A common meme lately, especially as advice to young people wondering what to do with their lives, is to ask “If money were no object, what would you be doing?” The answer is what one should be doing because it’s what they truly desire.

It’s a good question, and a great way to think about how you’re spending your life.

But, what if I ask myself a different question…

“If time were no object, what would I want to get done every week?”

How many things do I wish I could have down but didn’t? How many could I have done, if I’d just done them instead of worrying about if I had the time?

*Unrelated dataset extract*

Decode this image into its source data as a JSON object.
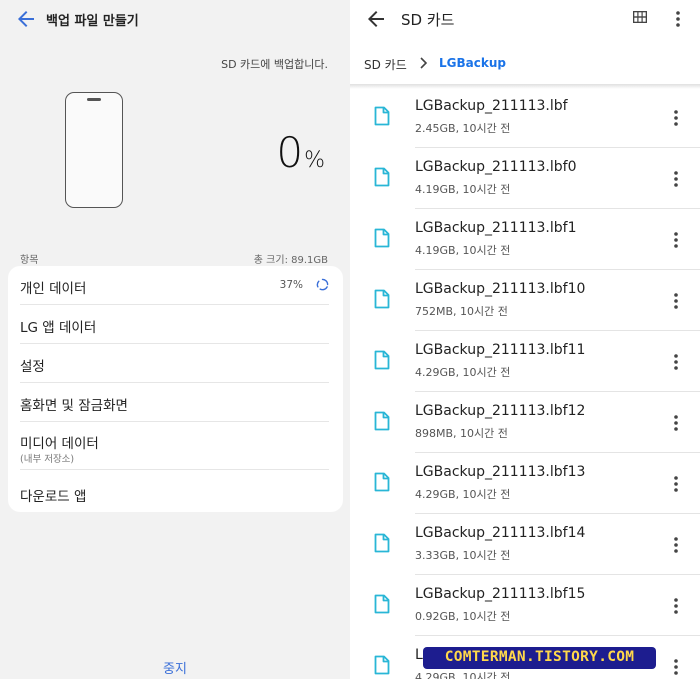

So, I jotted down the things I’d like to do on a weekly basis. Maybe more than a few times a week, but I figured a week was a good measure.

Here’s my list:

  • Go on a date with my wife
  • Build something in the workshop – furniture, stationery cases, or whatever
  • Network with people – stay in touch, write some letters
  • Draw/sketch/paint
  • Play with the kids
  • Grocery shopping
  • Write great content for the blog
  • Read – finish one book per week
  • Run (at least 3 times)
  • Write – on the various projects I have going
  • Practice guitar or tin whistle

So I put down estimates of how much time each one would reasonably require in a week. Then I totaled the time required for sleeping, work, overhead (eating, showering, etc.) and subtracted it all from the 168 hours in a week.

To my surprise, there was time left over.

So…how is it I’m not getting to all of the things I want to get done because I feel like I don’t have time, but I have enough time?

Clearly I’m spending time on things that aren’t on the list, and I need to manage my time better.

What would be on your list?

3 thoughts on “If Time Were No Object

  1. I fritter time away like nobody’s business. So what I’d most like to do is put away my accursed and beloved Palantir (iPad), and get down to the serious business of creating something of artistic value out of my hoard of art supplies. Whenever I actually set out to do something invariably I find time IS an object. Strange how that works.


    1. Thanks for the comment!

      I find Steven Pressfield’s books a nice tonic for chronic time wasting. He does a good job explaining that the difference between a pro and an amateur is the pro does the work. Always.

      Who wants to think of themselves as an amateur?